MOSCOW, April 13. /TASS/. Moscow views UK Foreign Secretary Jeremy Hunt’s claims about Moscow’s stance on chemical weapons being a threat to other nations as a "provocative falsification," the Russian Foreign Ministry said in a statement.
According to the document, Moscow has no objections to "introducing control over substances, which the Western states persistently call ‘Novichoks.’"
Earlier this week, Hunt wrote on his Twitter page that Russia’s stance regarding the chemical weapons issue may pose a threat to other countries, and that incidents similar to the Salisbury case might occur in other cities as well.
"Unless the United Kingdom presents its evidence and starts cooperating with the Russian side within the legal domain, all London’s allegations of this kind will be treated as provocative falsifications, intended to indoctrinate false opinion about the [Salisbury] events among the public," the ministry said in a statement, published on its website.
The ministry also said that the Russian side has still not received any information about the fate of Sergei and Yulia Skripal, who disappeared from the public eye a year ago.
"We call upon London to launch a constructive dialogue on the matter," the statement reads.

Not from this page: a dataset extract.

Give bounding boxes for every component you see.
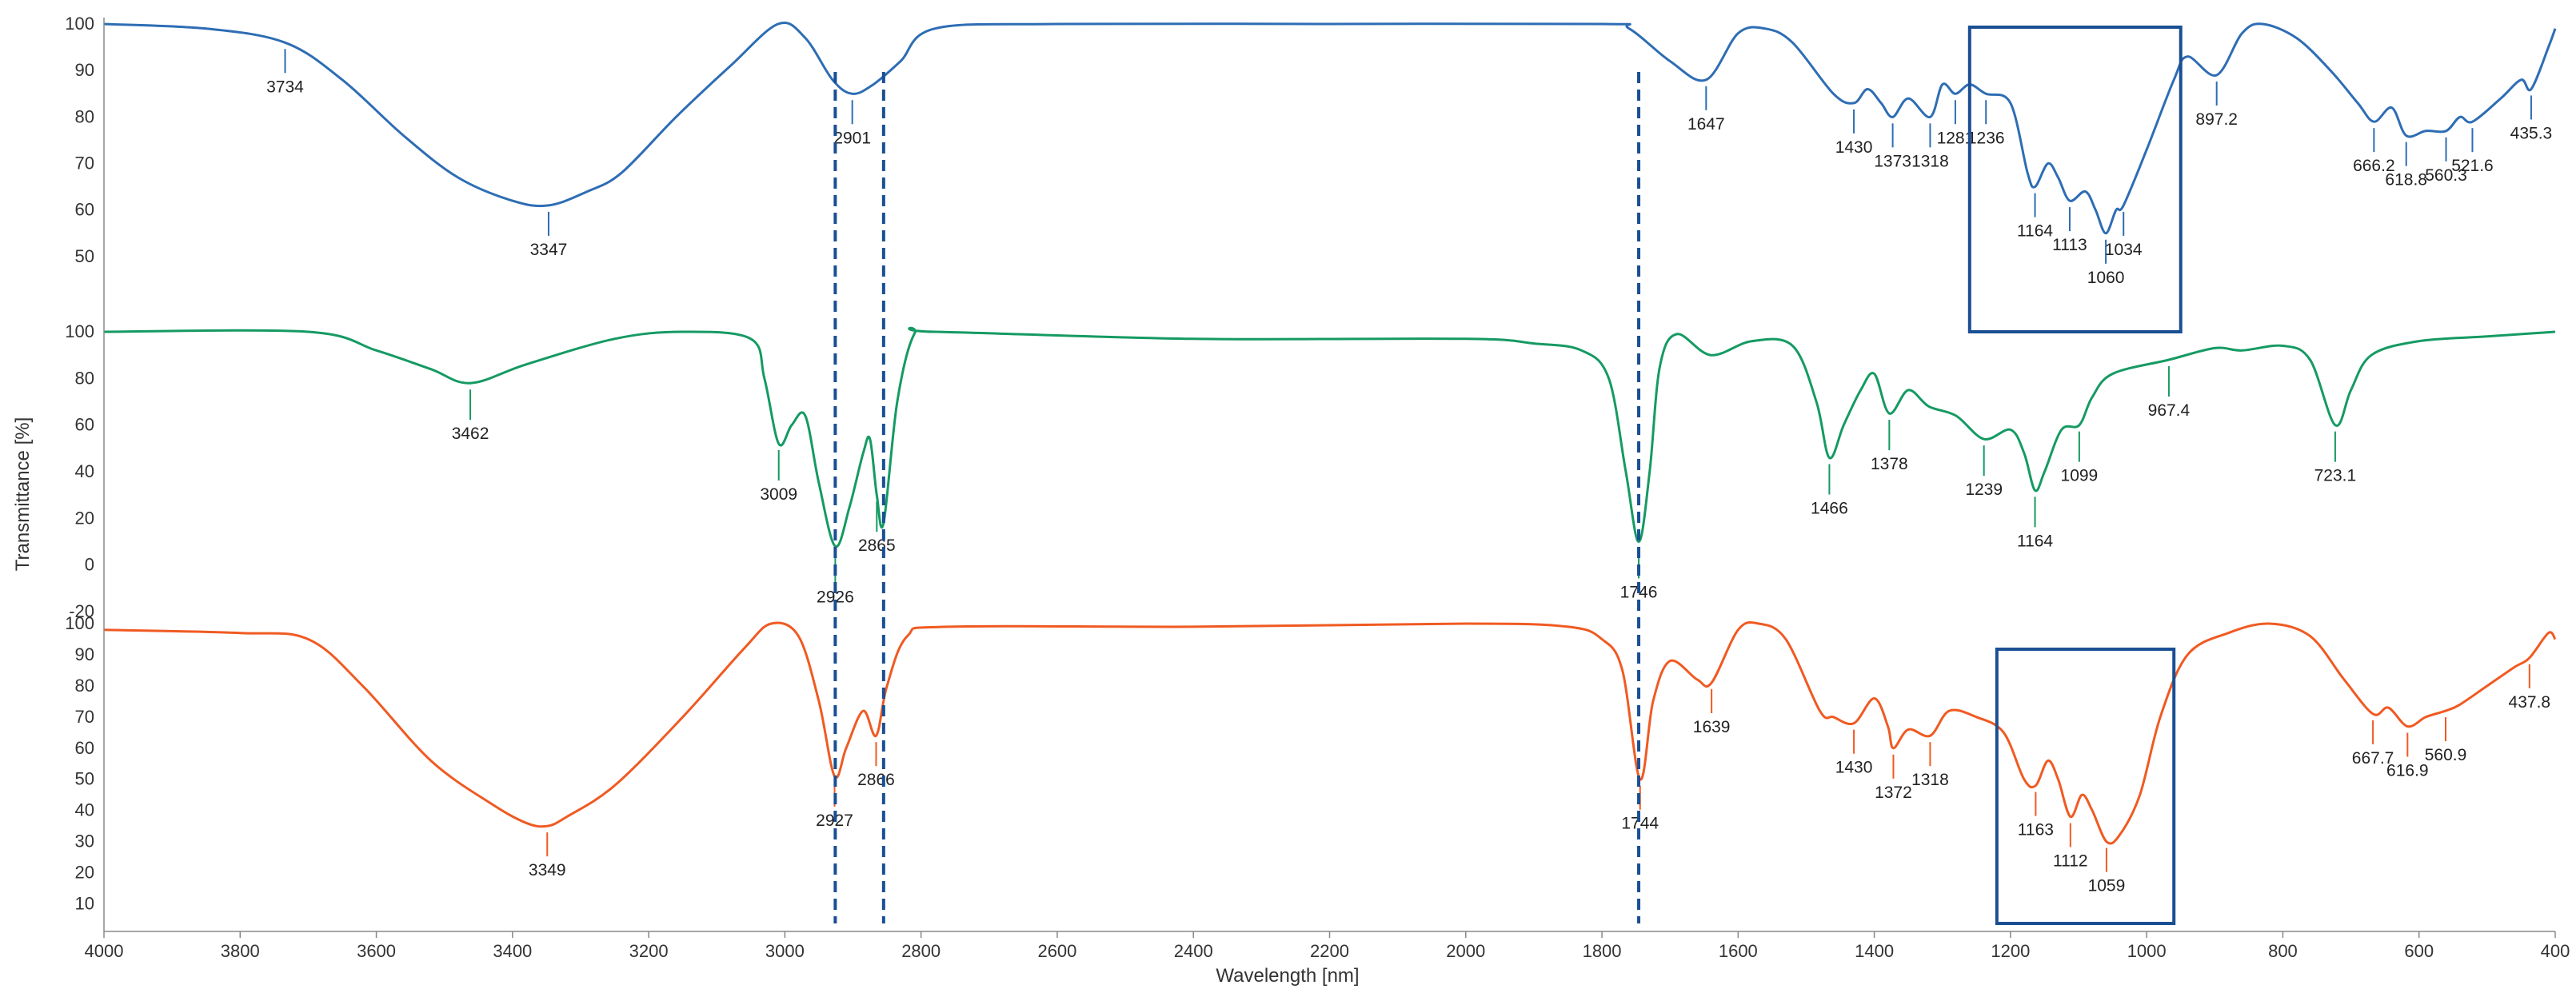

Canada, the Netherlands and the United States put forward an initiative to add two families of the so-called "Novichok" chemicals to the list at the OPCW Executive Council’s previous meeting held on January 14. Russia did not obstruct the decision, but came up with serious objections and refused to be associated with the Council’s decision on the matter. At a February meeting of the OPCW Executive Council in The Hague, Russia called for adding five families of chemicals, including the Novichok substances, to the Chemical Weapons Convention (CWC) list of controlled chemical weapons but the initiative was rejected.
According to London's version, on March 4 former Russian military intelligence officer Sergei Skripal, convicted in Russia of spying for Britain, and his daughter Yulia, were exposed to a 'Novichok-class' nerve agent in Salisbury. The British government claimed that Russia was "highly likely" behind the incident. However, Moscow strongly dismissed all speculations on that score, adding that programs for developing this substance had never existed in the Soviet Union or Russia. Britain’s military chemical laboratory at Porton Down failed to pinpoint the origin of the substance that poisoned the Skripals.